Laurence Fox on Good Morning Britain 2020

Screengrab: Good Morning Britain

Welcome to The Worst Take of the Week – a column in which @MULLET_FAN_NEO crowns the wildest hot take of the week.

Story: Someone unfollowed someone they know on Twitter.
Reasonable take: Ok.
Brain rot: “This is the most painful cancellation I have had yet,” I’m going to interrogate them and publicise the exchange and it will no doubt go extremely well for me, Laurence Fox.

When an edgelord gets quietly blocked by a former colleague on Twitter, it hardly feels like something that needs an explanation, let alone a broadcast into the public sphere. However, actor and “musician” Laurence Fox described this very uneventful occurrence as “the most painful cancellation I have had yet” – a grievance so insubstantial it immediately became a meme.

The root of Fox’s indignation and subsequent “beef post” was realising that he’d at some point been blocked by BAFTA-winning actress, writer and comedian, Rebecca Front. Fox said he had “spent 10 happy years working with” Front, including “many lovely family dinners and lots and lots of laughs”. He referred to Front as “a friend”, before attaching screenshots of private messages between them and footnoting his caption with “#AllLivesMatter”.

Firstly, standing on your massive soapbox and shouting “I’m being cancelled!” because people are consciously choosing to ignore your bullshit is: a) disingenuous and b) a monumental misappropriation of what Fox and his fellow right-wingers believe being “cancelled” means.

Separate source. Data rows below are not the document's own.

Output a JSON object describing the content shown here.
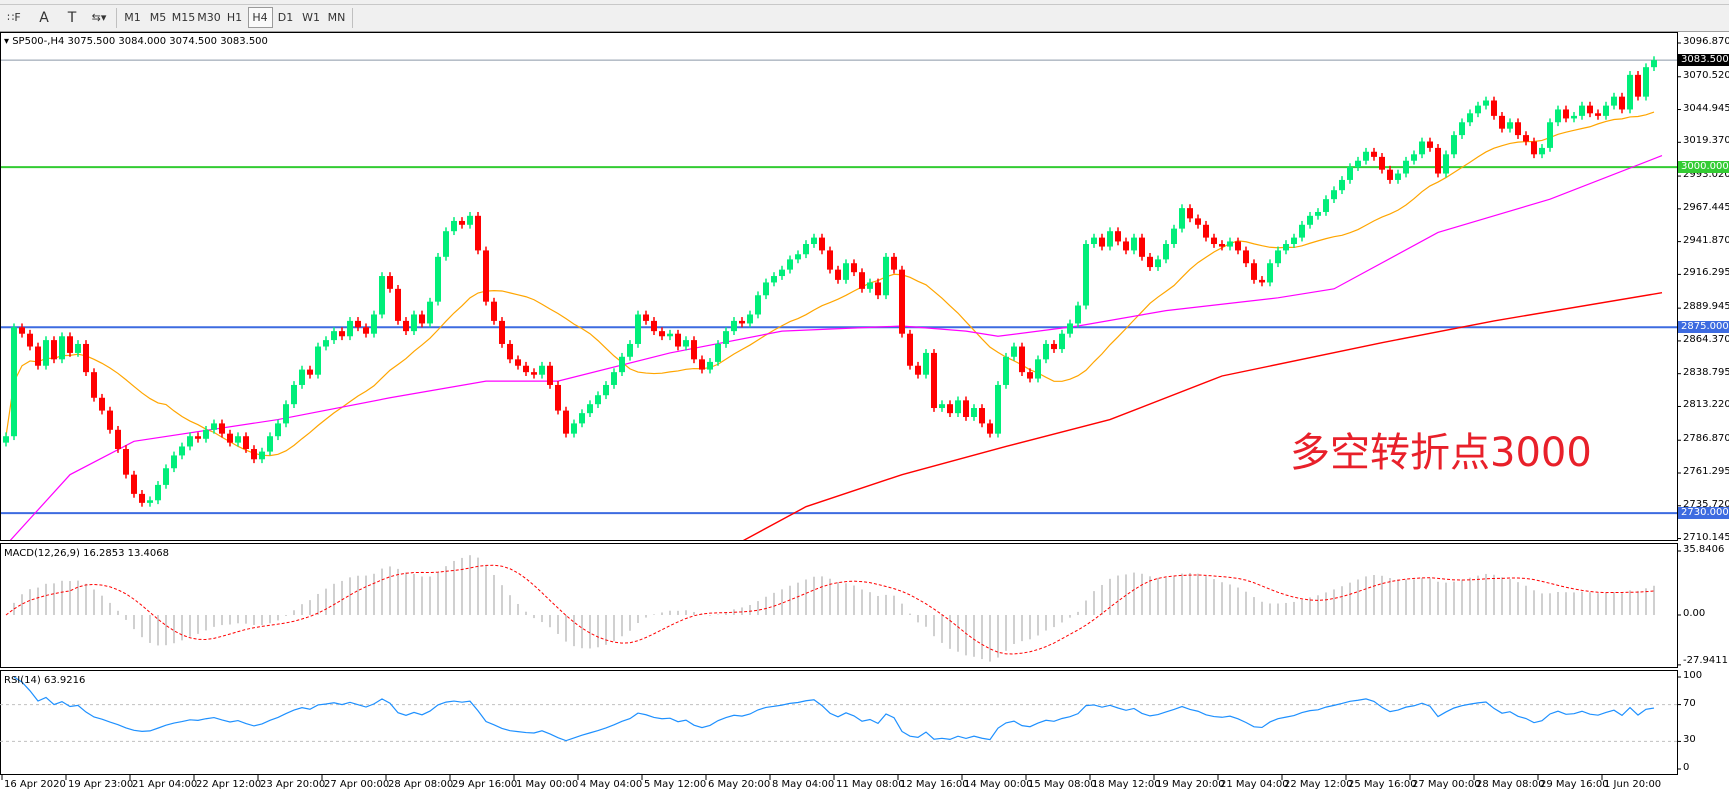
{
  "toolbar": {
    "tools": [
      {
        "name": "fibo-icon",
        "glyph": "∷F"
      },
      {
        "name": "text-icon",
        "glyph": "A"
      },
      {
        "name": "text-label-icon",
        "glyph": "T"
      },
      {
        "name": "arrows-icon",
        "glyph": "⇆▾"
      }
    ],
    "timeframes": [
      "M1",
      "M5",
      "M15",
      "M30",
      "H1",
      "H4",
      "D1",
      "W1",
      "MN"
    ],
    "selected": "H4"
  },
  "chart": {
    "header": "SP500-,H4  3075.500 3084.000 3074.500 3083.500",
    "annotation": "多空转折点3000",
    "price_axis": [
      "3096.870",
      "3070.520",
      "3044.945",
      "3019.370",
      "2993.020",
      "2967.445",
      "2941.870",
      "2916.295",
      "2889.945",
      "2864.370",
      "2838.795",
      "2813.220",
      "2786.870",
      "2761.295",
      "2735.720",
      "2710.145"
    ],
    "price_axis_values": [
      3096.87,
      3070.52,
      3044.945,
      3019.37,
      2993.02,
      2967.445,
      2941.87,
      2916.295,
      2889.945,
      2864.37,
      2838.795,
      2813.22,
      2786.87,
      2761.295,
      2735.72,
      2710.145
    ],
    "current_price": {
      "value": 3083.5,
      "label": "3083.500",
      "color": "#000000"
    },
    "levels": [
      {
        "value": 3000,
        "label": "3000.000",
        "color": "#33cc33"
      },
      {
        "value": 2875,
        "label": "2875.000",
        "color": "#3d6be0"
      },
      {
        "value": 2730,
        "label": "2730.000",
        "color": "#3d6be0"
      }
    ],
    "colors": {
      "bull": "#00ee7a",
      "bear": "#ff0000",
      "ma_fast": "#ffa500",
      "ma_mid": "#ff00ff",
      "ma_slow": "#ff0000"
    }
  },
  "chart_data": {
    "type": "candlestick",
    "symbol": "SP500-",
    "timeframe": "H4",
    "first_open": 2785,
    "closes": [
      2790,
      2875,
      2870,
      2860,
      2845,
      2865,
      2850,
      2868,
      2855,
      2862,
      2840,
      2820,
      2810,
      2795,
      2780,
      2760,
      2745,
      2738,
      2740,
      2752,
      2765,
      2775,
      2782,
      2790,
      2788,
      2795,
      2800,
      2792,
      2785,
      2790,
      2780,
      2772,
      2778,
      2790,
      2800,
      2815,
      2830,
      2842,
      2838,
      2860,
      2865,
      2872,
      2868,
      2880,
      2875,
      2870,
      2885,
      2915,
      2905,
      2880,
      2872,
      2885,
      2878,
      2895,
      2930,
      2950,
      2958,
      2955,
      2962,
      2935,
      2895,
      2880,
      2862,
      2850,
      2845,
      2840,
      2838,
      2845,
      2830,
      2810,
      2792,
      2800,
      2808,
      2815,
      2822,
      2830,
      2840,
      2852,
      2862,
      2885,
      2880,
      2872,
      2868,
      2870,
      2860,
      2865,
      2850,
      2842,
      2848,
      2862,
      2872,
      2880,
      2878,
      2885,
      2900,
      2910,
      2915,
      2920,
      2928,
      2932,
      2940,
      2945,
      2935,
      2920,
      2912,
      2925,
      2918,
      2905,
      2910,
      2900,
      2930,
      2920,
      2870,
      2845,
      2838,
      2855,
      2812,
      2815,
      2808,
      2818,
      2805,
      2812,
      2800,
      2792,
      2830,
      2852,
      2860,
      2840,
      2835,
      2850,
      2862,
      2858,
      2870,
      2878,
      2892,
      2940,
      2945,
      2938,
      2950,
      2942,
      2935,
      2945,
      2930,
      2922,
      2928,
      2940,
      2952,
      2968,
      2960,
      2955,
      2945,
      2940,
      2938,
      2942,
      2935,
      2925,
      2912,
      2910,
      2925,
      2935,
      2940,
      2945,
      2955,
      2962,
      2965,
      2975,
      2982,
      2990,
      3000,
      3005,
      3012,
      3008,
      2998,
      2990,
      2995,
      3005,
      3010,
      3020,
      3015,
      2995,
      3010,
      3025,
      3035,
      3042,
      3048,
      3052,
      3040,
      3030,
      3035,
      3025,
      3020,
      3010,
      3015,
      3035,
      3045,
      3038,
      3040,
      3048,
      3042,
      3040,
      3048,
      3055,
      3045,
      3072,
      3055,
      3078,
      3083.5
    ],
    "ma_mid_points": [
      [
        0,
        2705
      ],
      [
        8,
        2760
      ],
      [
        16,
        2786
      ],
      [
        34,
        2803
      ],
      [
        48,
        2820
      ],
      [
        60,
        2833
      ],
      [
        69,
        2833
      ],
      [
        83,
        2855
      ],
      [
        97,
        2872
      ],
      [
        112,
        2876
      ],
      [
        120,
        2872
      ],
      [
        124,
        2868
      ],
      [
        134,
        2876
      ],
      [
        145,
        2888
      ],
      [
        159,
        2898
      ],
      [
        166,
        2905
      ],
      [
        179,
        2949
      ],
      [
        193,
        2975
      ],
      [
        207,
        3009
      ]
    ],
    "ma_slow_points": [
      [
        92,
        2708
      ],
      [
        100,
        2735
      ],
      [
        112,
        2760
      ],
      [
        125,
        2782
      ],
      [
        138,
        2803
      ],
      [
        152,
        2837
      ],
      [
        172,
        2863
      ],
      [
        186,
        2880
      ],
      [
        207,
        2902
      ]
    ],
    "ylim": [
      2710.145,
      3096.87
    ]
  },
  "macd": {
    "header": "MACD(12,26,9) 16.2853 13.4068",
    "axis": [
      "35.8406",
      "0.00",
      "-27.9411"
    ],
    "range": [
      -27.9411,
      35.8406
    ]
  },
  "rsi": {
    "header": "RSI(14) 63.9216",
    "axis": [
      "100",
      "70",
      "30",
      "0"
    ],
    "levels": [
      70,
      30
    ]
  },
  "time_axis": [
    "16 Apr 2020",
    "19 Apr 23:00",
    "21 Apr 04:00",
    "22 Apr 12:00",
    "23 Apr 20:00",
    "27 Apr 00:00",
    "28 Apr 08:00",
    "29 Apr 16:00",
    "1 May 00:00",
    "4 May 04:00",
    "5 May 12:00",
    "6 May 20:00",
    "8 May 04:00",
    "11 May 08:00",
    "12 May 16:00",
    "14 May 00:00",
    "15 May 08:00",
    "18 May 12:00",
    "19 May 20:00",
    "21 May 04:00",
    "22 May 12:00",
    "25 May 16:00",
    "27 May 00:00",
    "28 May 08:00",
    "29 May 16:00",
    "1 Jun 20:00"
  ]
}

Secondly, someone limiting their interaction with you because your online presence is making them feel as if they are committing coprophagia whenever they want to check out the latest football transfer rumours isn’t getting “cancelled” any more than someone not liking an Instagram post of your hamster.

In a since-deleted screengrab of private messages, Fox confronted Front: “Why would you block me? Have I said anything that could upset you? What a shame,” swiftly followed by a sad face emoji, adding: “Anyway, you are never blocked from me”.

Fox is astonishingly good at the self-own. The decision to make this exchange public seems like such a short-sighted endeavour, you wonder how it could have ever ended well for him.

Front took it upon herself to diplomatically respond to his challenge over text: “Oh lol, I think it was the #AllLivesMatter stuff that finally tipped me over the edge,” she wrote. “It seems to me so glaringly obvious that All Lives Matter – you’d have to be a psychopath to disagree – that it should be equally obvious it doesn’t need a slogan.”

The Thick of It star then went on to explain exactly how “Black Lives are systematically undervalued” and that “the least we can do is let them have a fucking slogan”, before rounding things off with a good, old fashioned, “We’ll just have to agree to differ.”

This sort of tactful, media-shy conduct was simply too much for Fox, who decided to take umbrage at her defence of the Black Lives Matter slogan by responding with an outraged “Jesus”. Then, putting his acting training to good use by pretending to be the rational adult in the conversion, replied: “It’s ok to disagree. But it’s the right thing to do to talk first before you cancel me. Especially given how racist the phrase you just wrote is. I thought we had more in common.”

This magisterial disaster class in looking like a total cunt marginalised Fox to the point that only the most pathetic culture-war grifters in Britain would back him up. Enter Darren Grimes, who said: “That sucks.”

In the end, Fox deleted his post and issued an apology, stating that his actions were against his “values” – with all the conviction of a father trying to convince his daughter on his solitary day of custody that the eight-hour round journey to see an Eddie Stobart fleet in Hereford will be “good fun for both of them”.

My existence on the internet mainly amounts to shouting tri-weekly about the state of British trains and reminding everyone what my favourite lager is. If anything, seeing that a former colleague and “friend” had unfollowed me would only serve as a much needed reality check on how much of a cunt I’m coming across.

Chat shit, get blocked. It’s the natural order of things. If you get this rattled by a simple blocking, unfollowing or unfriending, then you quite simply shouldn’t be online. These are the values that the children of the internet age have adopted.

The more this outrage happens, and the further we get tangled up in the world wide web because the incessant waves of COVID-19 are making real world niceties near-impossible to enjoy, my personal theory that you shouldn’t be allowed access to the internet if you have financial stability grows stronger each day.

Perhaps, at the very least, there should be a sliding scale of how much data you’re allocated based on how much money you have. A normal job that barely covers your cost of living and rent gives you unlimited access. A rich actor with a townhouse is only allowed enough data to receive one fake news story a week about “High Court judges siding with ISIS and banning Remembrance day Poppies”, meaning their only option is to rage to their fellow thespian mates in person, while everyone normal can continue to share videos of odd-couple animal friendships and argue about which episode of The Sopranos is the best.